Mysql – What architecture is best to store a large 3 dimensional array in MySQL

Architecturedatabase-designinnodbMySQL

I am looking to create a large 3 dimensional database in MySQL. The structure will basically be a standard MySQL table, with a time component / dimension added. See the following analogy:

{ x, y, z } = { column, row, time }

The z dimension will be time, and I would like to store as much as possible. We are hoping for approximately 1TB of total stored data with modest performance. In other words, we are looking to take a snapshot of one MySQL Table, every 30 seconds, for years. It will be the same table every time, and will be about 10 columns {x} by 1000 rows {y} (approximately 50KB). So if you will, we want to take a snapshot of a 50KB table every 30 seconds.

So this creates the following problem: averting the need to store an endless amount of tables. I have read in various posts on Stack Exchange that it's bad architecture to have millions of tables in a database, and with such a design performance will suffer. So here are the two possible architectures I can think of:

  1. Create a new table and name it using an epoch time, and create millions of new tables endlessly (not good).

  2. Create one database with two columns: epoch_time and json. For every snapshot of the original table, every 30 seconds, convert that into a json string and store the entire table in the json column. So basically, a database with millions of rows containing json serialized tables.

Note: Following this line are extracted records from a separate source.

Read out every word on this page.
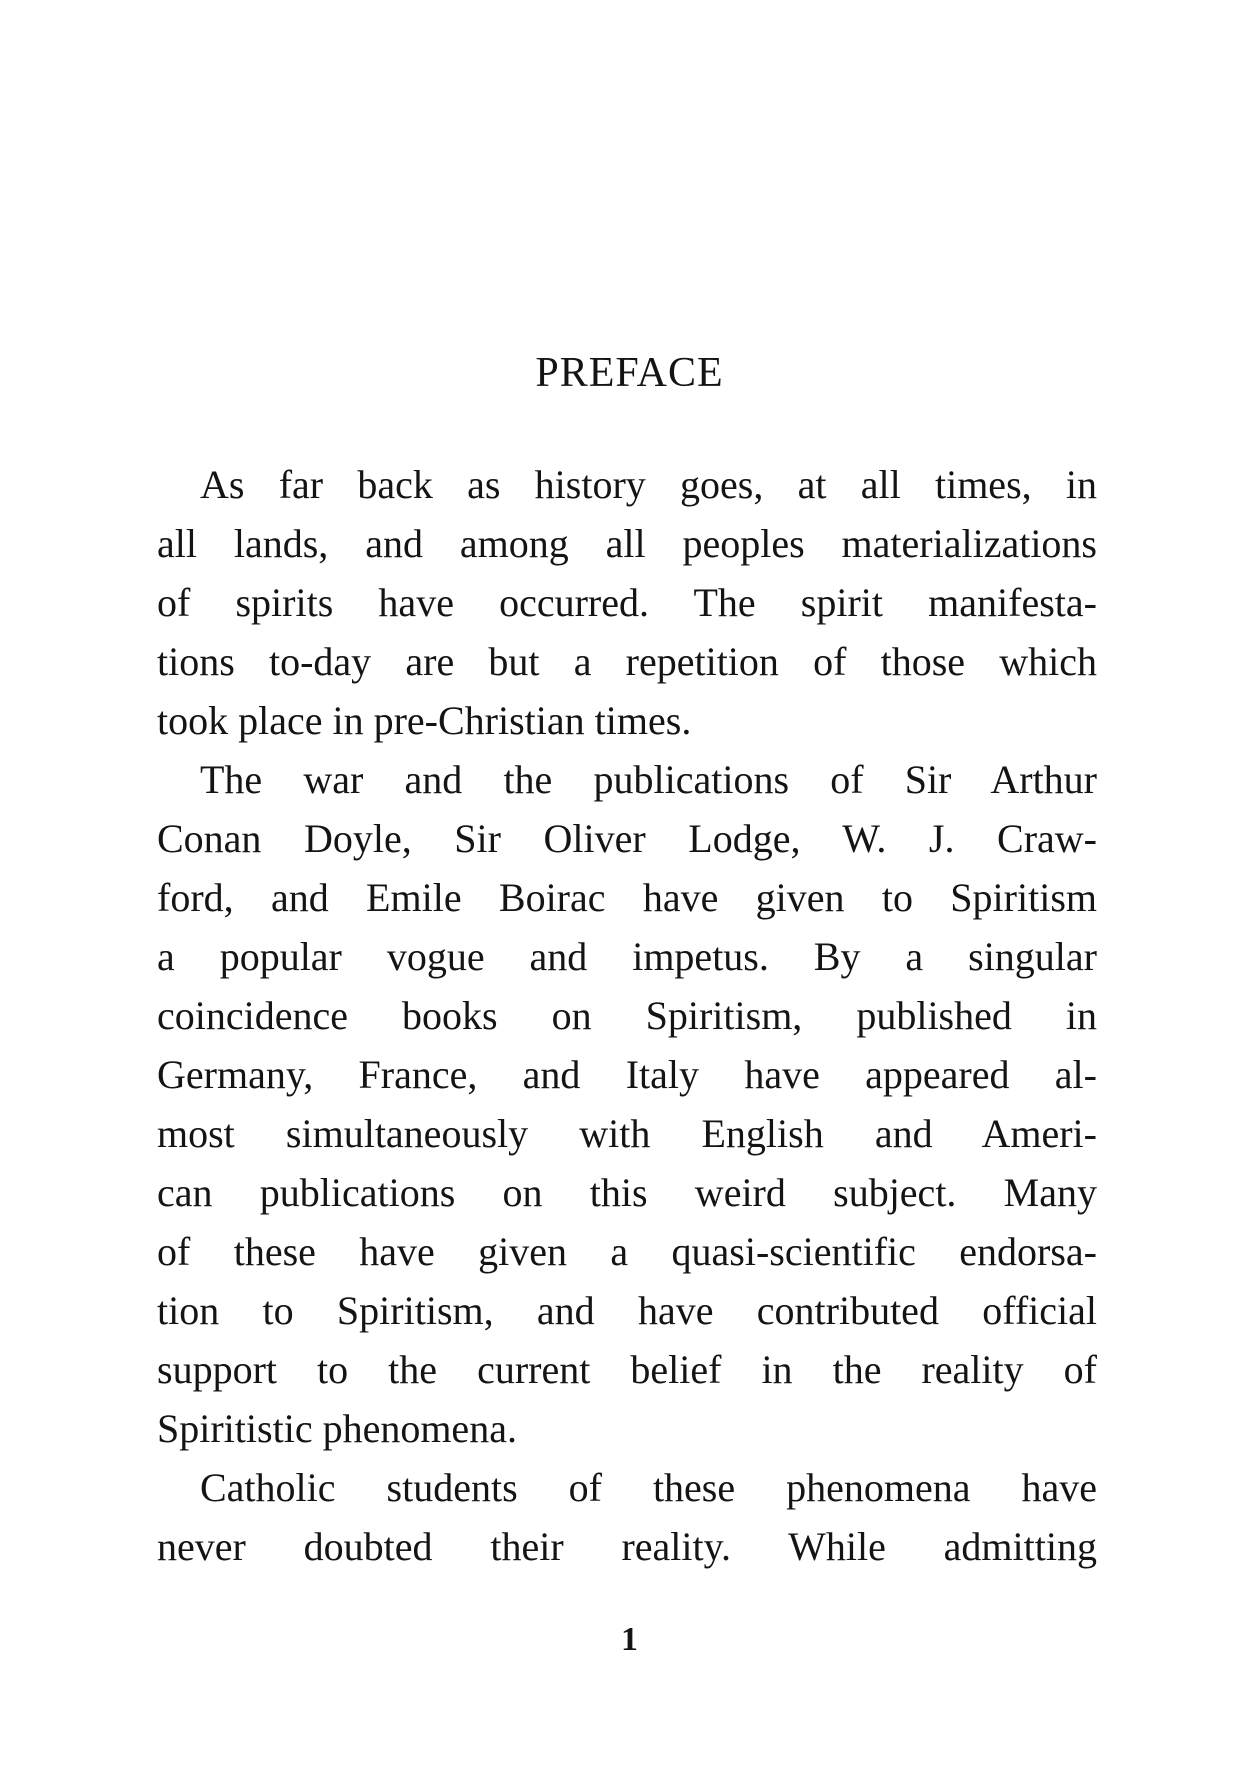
PREFACE
As far back as history goes, at all times, in
all lands, and among all peoples materializations
of spirits have occurred. The spirit manifesta-
tions to-day are but a repetition of those which
took place in pre-Christian times.
The war and the publications of Sir Arthur
Conan Doyle, Sir Oliver Lodge, W. J. Craw-
ford, and Emile Boirac have given to Spiritism
a popular vogue and impetus. By a singular
coincidence books on Spiritism, published in
Germany, France, and Italy have appeared al-
most simultaneously with English and Ameri-
can publications on this weird subject. Many
of these have given a quasi-scientific endorsa-
tion to Spiritism, and have contributed official
support to the current belief in the reality of
Spiritistic phenomena.
Catholic students of these phenomena have
never doubted their reality. While admitting
1
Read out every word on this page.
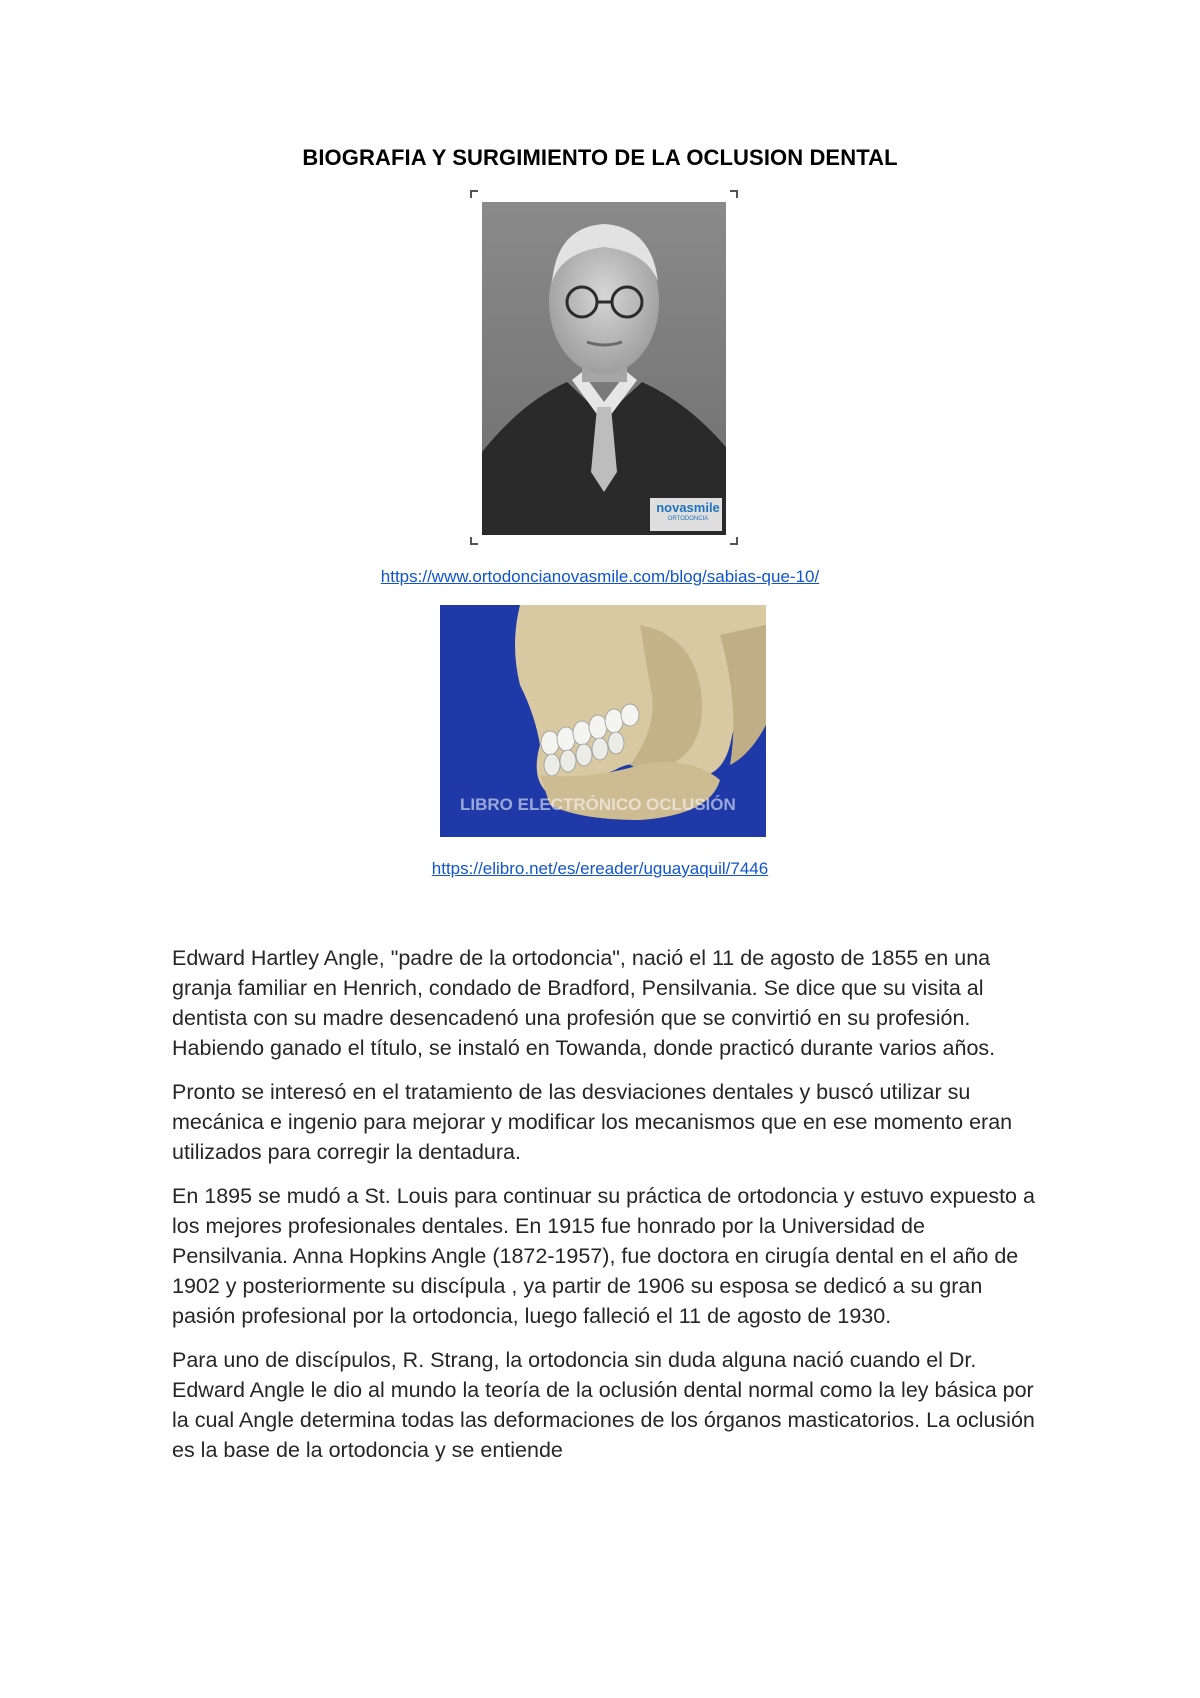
BIOGRAFIA Y SURGIMIENTO DE LA OCLUSION DENTAL
novasmile
ORTODONCIA
https://www.ortodoncianovasmile.com/blog/sabias-que-10/
LIBRO ELECTRÓNICO OCLUSIÓN
https://elibro.net/es/ereader/uguayaquil/7446

Edward Hartley Angle, "padre de la ortodoncia", nació el 11 de agosto de 1855 en una granja familiar en Henrich, condado de Bradford, Pensilvania. Se dice que su visita al dentista con su madre desencadenó una profesión que se convirtió en su profesión. Habiendo ganado el título, se instaló en Towanda, donde practicó durante varios años.

Pronto se interesó en el tratamiento de las desviaciones dentales y buscó utilizar su mecánica e ingenio para mejorar y modificar los mecanismos que en ese momento eran utilizados para corregir la dentadura.

En 1895 se mudó a St. Louis para continuar su práctica de ortodoncia y estuvo expuesto a los mejores profesionales dentales. En 1915 fue honrado por la Universidad de Pensilvania. Anna Hopkins Angle (1872-1957), fue doctora en cirugía dental en el año de 1902 y posteriormente su discípula , ya partir de 1906 su esposa se dedicó a su gran pasión profesional por la ortodoncia, luego falleció el 11 de agosto de 1930.

Para uno de discípulos, R. Strang, la ortodoncia sin duda alguna nació cuando el Dr. Edward Angle le dio al mundo la teoría de la oclusión dental normal como la ley básica por la cual Angle determina todas las deformaciones de los órganos masticatorios. La oclusión es la base de la ortodoncia y se entiende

Would number 2 be the best architecture? Is there a better way that I may be missing?

Best Answer

Deltas

The data you are "snapshotting" -- how often does it change?

I suggest looking into storing only the "deltas". When some piece of the snapshot does not change at all, the delta is empty, and you can store nothing.

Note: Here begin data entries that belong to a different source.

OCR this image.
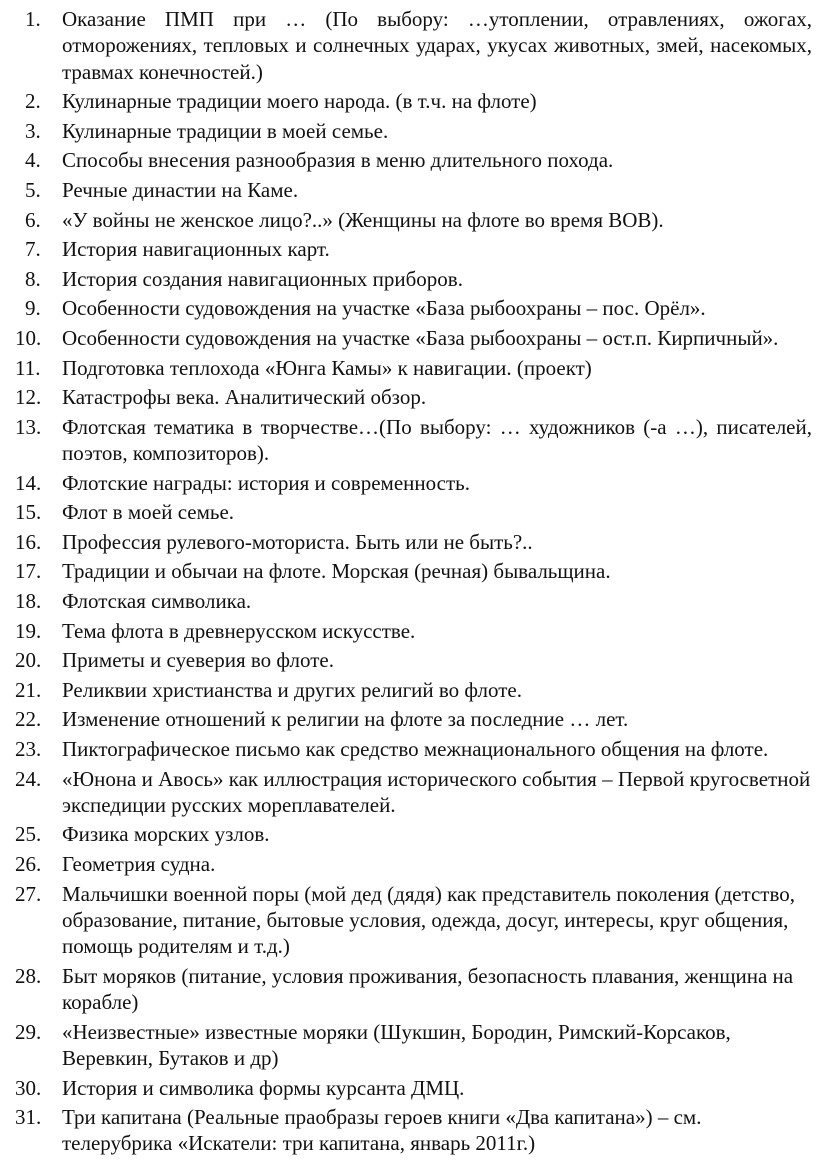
1. Оказание ПМП при … (По выбору: …утоплении, отравлениях, ожогах, отморожениях, тепловых и солнечных ударах, укусах животных, змей, насекомых, травмах конечностей.)
2. Кулинарные традиции моего народа. (в т.ч. на флоте)
3. Кулинарные традиции в моей семье.
4. Способы внесения разнообразия в меню длительного похода.
5. Речные династии на Каме.
6. «У войны не женское лицо?..» (Женщины на флоте во время ВОВ).
7. История навигационных карт.
8. История создания навигационных приборов.
9. Особенности судовождения на участке «База рыбоохраны – пос. Орёл».
10. Особенности судовождения на участке «База рыбоохраны – ост.п. Кирпичный».
11. Подготовка теплохода «Юнга Камы» к навигации. (проект)
12. Катастрофы века. Аналитический обзор.
13. Флотская тематика в творчестве…(По выбору: … художников (-а …), писателей, поэтов, композиторов).
14. Флотские награды: история и современность.
15. Флот в моей семье.
16. Профессия рулевого-моториста. Быть или не быть?..
17. Традиции и обычаи на флоте. Морская (речная) бывальщина.
18. Флотская символика.
19. Тема флота в древнерусском искусстве.
20. Приметы и суеверия во флоте.
21. Реликвии христианства и других религий во флоте.
22. Изменение отношений к религии на флоте за последние … лет.
23. Пиктографическое письмо как средство межнационального общения на флоте.
24. «Юнона и Авось» как иллюстрация исторического события – Первой кругосветной экспедиции русских мореплавателей.
25. Физика морских узлов.
26. Геометрия судна.
27. Мальчишки военной поры (мой дед (дядя) как представитель поколения (детство, образование, питание, бытовые условия, одежда, досуг, интересы, круг общения, помощь родителям и т.д.)
28. Быт моряков (питание, условия проживания, безопасность плавания, женщина на корабле)
29. «Неизвестные» известные моряки (Шукшин, Бородин, Римский-Корсаков, Веревкин, Бутаков и др)
30. История и символика формы курсанта ДМЦ.
31. Три капитана (Реальные праобразы героев книги «Два капитана») – см. телерубрика «Искатели: три капитана, январь 2011г.)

For reconstructing a snapshot at some point in the past, the processing is costly -- you need to walk through the versions, applying the deltas as you go.

There are two ways to run the deltas -- forward or backward. Going 'forward', you would start with the original (complete) snapshot, then apply deltas until the desired time. Going 'backward' has the advantage that the most recent snapshot is complete. The going backward 'subtracts' off the changes.

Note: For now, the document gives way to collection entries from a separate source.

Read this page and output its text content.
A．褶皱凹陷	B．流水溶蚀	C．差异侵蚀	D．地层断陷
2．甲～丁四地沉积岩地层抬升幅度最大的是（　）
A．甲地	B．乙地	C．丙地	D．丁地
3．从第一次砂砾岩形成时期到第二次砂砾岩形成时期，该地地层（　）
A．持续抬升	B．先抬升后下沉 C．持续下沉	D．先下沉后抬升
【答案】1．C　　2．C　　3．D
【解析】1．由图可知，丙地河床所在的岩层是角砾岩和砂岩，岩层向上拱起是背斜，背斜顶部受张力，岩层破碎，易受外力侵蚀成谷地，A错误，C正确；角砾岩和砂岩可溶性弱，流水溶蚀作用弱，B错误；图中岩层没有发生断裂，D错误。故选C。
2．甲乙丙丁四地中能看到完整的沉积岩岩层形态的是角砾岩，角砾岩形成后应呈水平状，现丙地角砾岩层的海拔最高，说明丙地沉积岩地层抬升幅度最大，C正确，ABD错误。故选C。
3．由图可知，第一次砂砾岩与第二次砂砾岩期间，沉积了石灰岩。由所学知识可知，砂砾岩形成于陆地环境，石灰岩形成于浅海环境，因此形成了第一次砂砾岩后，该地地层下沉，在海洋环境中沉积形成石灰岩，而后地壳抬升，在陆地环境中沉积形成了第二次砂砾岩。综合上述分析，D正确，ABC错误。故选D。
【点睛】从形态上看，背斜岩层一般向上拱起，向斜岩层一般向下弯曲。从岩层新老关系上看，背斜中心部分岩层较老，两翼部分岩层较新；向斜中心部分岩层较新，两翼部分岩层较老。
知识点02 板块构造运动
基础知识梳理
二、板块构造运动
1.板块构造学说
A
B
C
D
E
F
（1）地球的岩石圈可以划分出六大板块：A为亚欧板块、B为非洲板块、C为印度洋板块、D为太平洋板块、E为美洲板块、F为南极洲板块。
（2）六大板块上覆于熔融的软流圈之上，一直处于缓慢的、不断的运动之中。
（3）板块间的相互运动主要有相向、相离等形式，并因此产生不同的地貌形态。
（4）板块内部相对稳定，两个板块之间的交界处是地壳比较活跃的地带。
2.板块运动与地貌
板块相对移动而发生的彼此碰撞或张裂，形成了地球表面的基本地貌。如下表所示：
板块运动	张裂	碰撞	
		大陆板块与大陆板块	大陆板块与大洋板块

Since you say "for years", it is probably wise to take complete snapshots every, say, day. Then finding a particular 30-second second snapshot won't involve more than 2880 deltas. This obviously leads to a speed/space tradeoff -- full snapshots are bulky, but infrequent snapshots leads to long 'reconstruction' times.

Trigger

Rather than "snapshotting", use a TRIGGER to build an "audit trail". This is similar the "deltas" I mentioned, but it is better in that it is continuous, not "every 30 seconds". The case I remember had over a billion rows in the audit trail; each row had (approximately) the timestamp, table name, PRIMARY KEY, and a compressed JSON blob of all the columns for that rows. Your needs may be better served by some variant of that.

Schema

Until I see the actual queries, I will advise against PARTITIONing since it is usually of no performance benefit.

The link about table size limits is missing one number: 64TB is the limit for one non-partitioned InnoDB table.